As seedsmen the Ronalds must have had considerable understanding of pollination and fertilisation, as nurserymen they needed skill in growing and protecting their plants as well as understanding soil and climate. On the evidence of their letters, invoices, wills and the book, these were literate and numerate men who wrote well. They knew how to manage their business and made arrangements for their children to sustain it. They sold garden equipment, for example, supplying to Kew Gardens barrows, brooms, implements, mats and stationery. The sheer scale of their nursery business at its peak is shown by their ablity to supply more than 14,000 shrubs for the new Kensal Green Cemetery.

Some surviving invoices have printed headings and an engraved logo of an acorn. They are neatly written with details of the plants or seeds supplied. Hugh Ronalds junior wrote of the difficulties involved in getting plants safely to port in England, and the Banks Archive in the State Library of New South Wales includes invoices for plants which he had supplied to Banks for the voyage of the Porpoise to Australia. Sir Joseph Banks lived only on short distance away at Spring Grove, Isleworth, and would have trusted Ronalds whom he knew personally.

apple from Sir Joseph Banks estate by Elizabeth Ronalds

Social standing
The Ronalds’ children married into families with substantial business interests in Brentford, including the Montgomreys who were also of Scots origin.The Ronalds also supplied upper class clients like the Clitherows of Boston Manor (for more than 50 years), the Childs of Osterley Park and the Dukes of Devonshire at Chiswick House.
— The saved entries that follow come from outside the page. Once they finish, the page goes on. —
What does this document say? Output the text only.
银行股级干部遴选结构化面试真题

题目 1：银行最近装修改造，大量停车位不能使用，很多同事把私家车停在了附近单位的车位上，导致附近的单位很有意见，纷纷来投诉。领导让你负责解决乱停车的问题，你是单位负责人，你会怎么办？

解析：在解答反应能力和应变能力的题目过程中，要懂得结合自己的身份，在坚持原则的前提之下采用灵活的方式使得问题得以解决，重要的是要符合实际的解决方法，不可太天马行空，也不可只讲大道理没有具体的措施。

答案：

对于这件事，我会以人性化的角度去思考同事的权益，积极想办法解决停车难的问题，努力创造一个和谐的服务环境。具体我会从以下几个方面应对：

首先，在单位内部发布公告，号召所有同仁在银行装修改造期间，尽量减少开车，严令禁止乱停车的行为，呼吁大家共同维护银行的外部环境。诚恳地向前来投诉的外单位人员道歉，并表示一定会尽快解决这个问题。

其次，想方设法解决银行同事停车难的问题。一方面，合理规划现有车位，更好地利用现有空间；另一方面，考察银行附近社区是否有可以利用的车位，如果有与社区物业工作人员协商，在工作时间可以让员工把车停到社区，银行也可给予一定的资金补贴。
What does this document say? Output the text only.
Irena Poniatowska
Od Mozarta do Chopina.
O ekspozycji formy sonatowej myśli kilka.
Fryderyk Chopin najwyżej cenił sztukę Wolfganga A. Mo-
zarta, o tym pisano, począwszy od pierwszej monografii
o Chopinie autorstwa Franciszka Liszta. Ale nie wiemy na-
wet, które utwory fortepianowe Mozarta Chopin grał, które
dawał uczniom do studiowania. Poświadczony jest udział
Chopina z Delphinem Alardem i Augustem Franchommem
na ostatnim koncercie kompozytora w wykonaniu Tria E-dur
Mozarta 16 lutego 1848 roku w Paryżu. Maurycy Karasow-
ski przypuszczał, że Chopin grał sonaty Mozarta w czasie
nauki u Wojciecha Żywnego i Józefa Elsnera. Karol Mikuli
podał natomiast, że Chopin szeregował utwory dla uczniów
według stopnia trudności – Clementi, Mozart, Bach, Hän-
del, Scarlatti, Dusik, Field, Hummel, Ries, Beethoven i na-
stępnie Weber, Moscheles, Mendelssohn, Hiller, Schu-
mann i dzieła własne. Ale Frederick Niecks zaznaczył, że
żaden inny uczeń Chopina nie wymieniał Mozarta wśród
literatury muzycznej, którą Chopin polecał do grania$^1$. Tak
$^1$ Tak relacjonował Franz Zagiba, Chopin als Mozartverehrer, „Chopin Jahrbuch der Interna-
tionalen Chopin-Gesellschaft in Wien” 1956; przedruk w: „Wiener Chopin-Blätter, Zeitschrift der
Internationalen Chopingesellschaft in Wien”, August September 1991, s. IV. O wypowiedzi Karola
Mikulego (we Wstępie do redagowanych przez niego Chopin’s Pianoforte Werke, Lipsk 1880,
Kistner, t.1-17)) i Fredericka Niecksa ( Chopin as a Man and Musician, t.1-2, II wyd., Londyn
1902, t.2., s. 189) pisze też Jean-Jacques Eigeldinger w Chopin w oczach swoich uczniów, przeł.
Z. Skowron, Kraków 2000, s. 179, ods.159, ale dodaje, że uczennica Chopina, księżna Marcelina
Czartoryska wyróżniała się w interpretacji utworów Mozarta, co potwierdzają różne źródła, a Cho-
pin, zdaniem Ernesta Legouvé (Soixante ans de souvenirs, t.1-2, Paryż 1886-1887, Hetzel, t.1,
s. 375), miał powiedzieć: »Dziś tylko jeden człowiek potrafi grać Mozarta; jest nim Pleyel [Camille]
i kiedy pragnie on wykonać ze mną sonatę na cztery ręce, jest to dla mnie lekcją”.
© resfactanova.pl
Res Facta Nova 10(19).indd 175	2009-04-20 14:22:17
Indeed the Duke of Devonshire was so struck by the quality of a bed of late tulips at the nursery that he paid £500 for it. They maintained a circle of significant gardening contacts which included William Aiton, another Scot, who ran Kew Gardens and was one of Hugh Ronalds senior’s executors.

Both Griffiths and Hugh Ronalds were parties to a chapel lease in 1792, along with William Aiton and other men from the locality. In fact, Hugh Ronalds senior and his family contributed funds for building the new chapel in Boston Manor Road at the end of The Butts. Hugh junior was a chapel trustee from 1781 until 1825 and his brother John became treasurer in 1837.

William Hugall’s apprenticeship indenture, 1798, with Hugh Ronalds jnr (Thomas Layton Collection)

These were also generous people. A 1798 indenture records Hugh Ronalds junior passing on his skills by taking as apprentice a poor boy funded by local charities.The Ronalds’ home and nursery beside St Lawrence’s suffered serious damage in the 1841 Brentford Flood but several family members made donations to support those made homeless by the disaster. John Ronalds left bequests to his skilled foreman and his son, both named William Wareing, and one of the witnesses to his will was his servant, Eliza Humphreys.

Long-established gardening families like the Ronalds contributed to the high reputation of this area for horticulture, but they also played a significant part in the life of the town. A great deal of effort by members of Brentford Voice and the Brentford & Chiswick Local History Society, with support from descendants in Canada and Australia, and a sensible council officer they have been commemorated. Ballymore, the current developers of Brentford, have named a new road running across the site of their former home beside St Lawrence’s Church after them and the family tomb, in the nearby churchyard has been repaired and retained in the new garden behind the church whereas many other memorials have been cleared away.